View Automatic Merge / Purge Job Status
The Merge / Purge Records screen provides a log of all the finished and in-progress automatic Merge / Purge Jobs. To view the statistics and status for an automatic Merge / Purge job:
-
Select the Merge / Purge Jobs tab.
-
The bottom of the screen shows a log of all the automatic Merge / Purge jobs. This log shows the match field, the Filter (if used), the job status, the date / timestamp that the job finished, and the number of records that were merged. Optionally, you can click the Filter name to jump to the Filter details screen.
-
Optionally, click the down-arrow icon next to a job to see additional information, including the sort field and sort order.
-
If necessary, click refresh to see updated status and statistics.
Create a Manual Merge / Purge Job
Cheetah Digital allows you define a Merge / Purge process that automatically identifies and deletes duplicate records based on the specifications you provide (see "Create an Automatic Merge / Purge Job" above for more details on that process). Or, you can create a manual job, that allows you to review the duplicate records, and determine which values from which records you want to keep.
To create a manual Merge / Purge job:
-
Select the Manually Merge / Purge Records tab.
-
From the Data Source drop-down menu, select the table that you want to search for duplicates.
-
From the Match Field drop-down menu, select the desired field on the selected Data Source table. The system will identify duplicate values in this field, using exact byte-for-byte matching logic.
-
Optionally, you can limit the set of potential records by using a Filter. Instead of looking through the entire Data Source table, the system will look only within the Filter's result set. This feature allows you to utilize more complex business rules and logic than just a single Match Field. To use an existing Filter, click the browse button (magnifying glass icon) to browse for and select it. You can also create a new Filter by clicking the new button (plus-sign icon). Please see Filters for more details on this process.

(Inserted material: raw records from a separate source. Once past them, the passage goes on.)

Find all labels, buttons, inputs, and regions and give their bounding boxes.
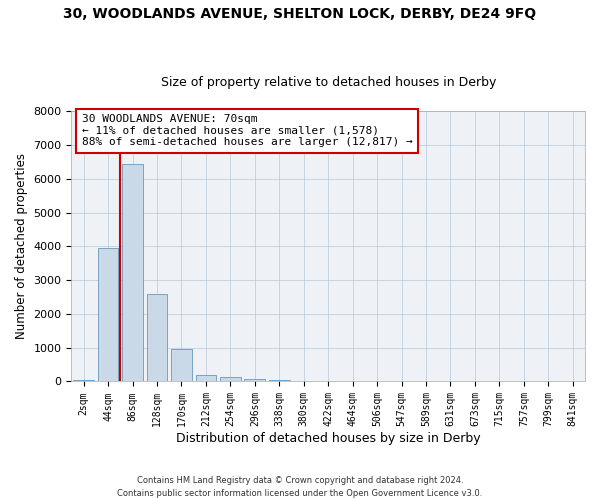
Bar [73, 380, 94, 382]
Bar [196, 374, 217, 382]
Y-axis label: Number of detached properties: Number of detached properties [15, 154, 28, 340]
Bar [171, 350, 192, 382]
Title: Size of property relative to detached houses in Derby: Size of property relative to detached ho… [161, 76, 496, 90]
Bar [98, 248, 118, 382]
X-axis label: Distribution of detached houses by size in Derby: Distribution of detached houses by size … [176, 432, 481, 445]
Bar [122, 164, 143, 382]
Text: 30 WOODLANDS AVENUE: 70sqm
← 11% of detached houses are smaller (1,578)
88% of s: 30 WOODLANDS AVENUE: 70sqm ← 11% of deta… [82, 114, 412, 148]
Bar [220, 378, 241, 382]
Text: Contains HM Land Registry data © Crown copyright and database right 2024.
Contai: Contains HM Land Registry data © Crown c… [118, 476, 482, 498]
Text: 30, WOODLANDS AVENUE, SHELTON LOCK, DERBY, DE24 9FQ: 30, WOODLANDS AVENUE, SHELTON LOCK, DERB… [64, 8, 536, 22]
Bar [146, 294, 167, 382]
Bar [269, 380, 290, 382]
Bar [244, 379, 265, 382]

Note: The Filter must be defined using the same Data Source table (selected above in step 2) in order to be available for selection.
-
Click find duplicates. The system displays the results of the matching process at the bottom of the screen. Each set of duplicate records (sometimes referred to as a "dupe set") is listed, showing the duplicate value, and the number of records included within the dupe set.
-
Click on a dupe set. The system displays a pop-up window showing the details of each record that was included within this dupe set.
-
Optionally, select specific values from specific records that you want to retain. For example, you could pick a "First Name" value from Record 1, an "Email Address" from Record 2, and a "Phone Number" value from Record 3. If you want to select all of the values within a particular record, click the header row for that record. Within the "Resultant Record" section, the system displays what data the final record will contain.
-
When finished, click save new merged record. The system creates a single record consisting of the values in the Resultant Record section, and deletes all of the other records in the dupe set.